Consider this kind of problem
$$ v_{tt} + \Delta v + v_{t} = 0, $$
with $ x\in R^{n}, t\geq 0 $ and initial data
\begin{equation} \left\lbrace \begin{array}{ll} v(x,0) = \phi(x) \\ v_{t}(x,0) = \psi(x) \end{array} \right. \end{equation}
I read that the solution can be written in this way:
$$ v(x,t) = K_1\ast \psi + K_2\ast \phi, $$
where $ K_1 $ and $ K_2 $ denote some kernels (as my notes said).
Could anyone explain me why the solution can be written in this way?

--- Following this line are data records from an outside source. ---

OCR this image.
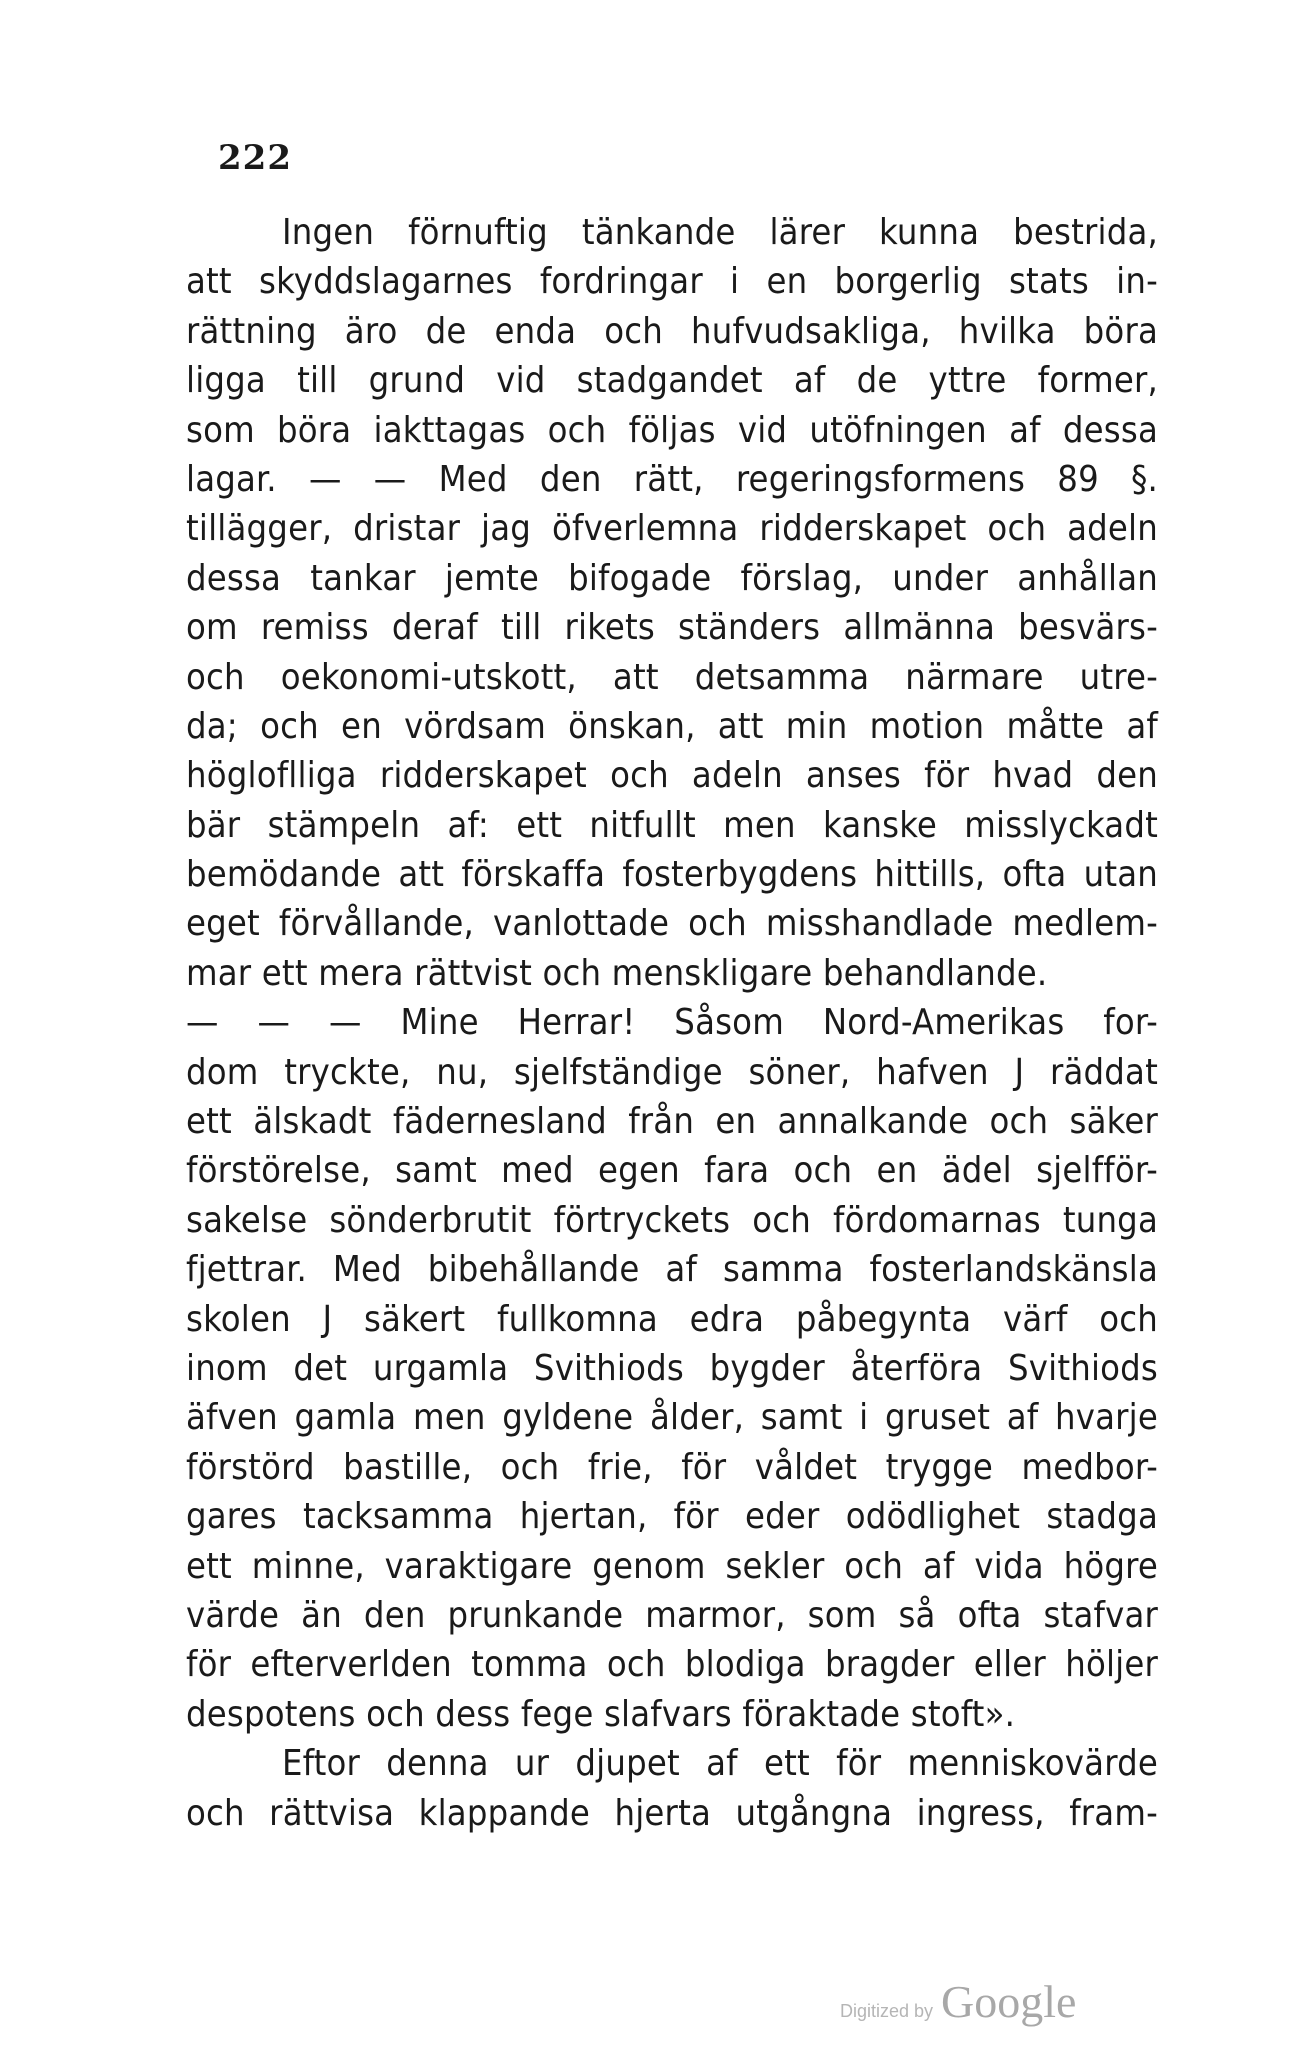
222
Ingen förnuftig tänkande lärer kunna bestrida,
att skyddslagarnes fordringar i en borgerlig stats in-
rättning äro de enda och hufvudsakliga, hvilka böra
ligga till grund vid stadgandet af de yttre former,
som böra iakttagas och följas vid utöfningen af dessa
lagar. — — Med den rätt, regeringsformens 89 §.
tillägger, dristar jag öfverlemna ridderskapet och adeln
dessa tankar jemte bifogade förslag, under anhållan
om remiss deraf till rikets ständers allmänna besvärs-
och oekonomi-utskott, att detsamma närmare utre-
da; och en vördsam önskan, att min motion måtte af
högloflliga ridderskapet och adeln anses för hvad den
bär stämpeln af: ett nitfullt men kanske misslyckadt
bemödande att förskaffa fosterbygdens hittills, ofta utan
eget förvållande, vanlottade och misshandlade medlem-
mar ett mera rättvist och menskligare behandlande.
— — — Mine Herrar! Såsom Nord-Amerikas for-
dom tryckte, nu, sjelfständige söner, hafven J räddat
ett älskadt fädernesland från en annalkande och säker
förstörelse, samt med egen fara och en ädel sjelfför-
sakelse sönderbrutit förtryckets och fördomarnas tunga
fjettrar. Med bibehållande af samma fosterlandskänsla
skolen J säkert fullkomna edra påbegynta värf och
inom det urgamla Svithiods bygder återföra Svithiods
äfven gamla men gyldene ålder, samt i gruset af hvarje
förstörd bastille, och frie, för våldet trygge medbor-
gares tacksamma hjertan, för eder odödlighet stadga
ett minne, varaktigare genom sekler och af vida högre
värde än den prunkande marmor, som så ofta stafvar
för efterverlden tomma och blodiga bragder eller höljer
despotens och dess fege slafvars föraktade stoft».
Eftor denna ur djupet af ett för menniskovärde
och rättvisa klappande hjerta utgångna ingress, fram-
Digitized by Google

In a past question, @Yves Daoust explained to me that it is a consequence of the superposition principle and the fact that $ \delta $ is the unit of the convolution product, but it is still not clear for me.
Could anyone help me?
You need to take the Fourier transform, as @Mattos' comment suggests to you. Formally taking the spatial FT of the PDE, we get the ODE $$\hat{v}_{tt}(\xi,t)+\hat{v}_t(\xi,t)-|\xi|^2 \hat{v}(\xi,t)=0,$$ subject to the conditions $\hat{v}(\xi,0)=\hat{\phi}(\xi),$ and $\hat{v}_t(\xi,0) =\hat{\psi}(\xi).$ Solve this ODE to find $\hat{v}(\xi,t)$, then try to express the inverse transform using convolutions; this will give you your solution $v(x,t)$. I'll leave this for you to try out yourself.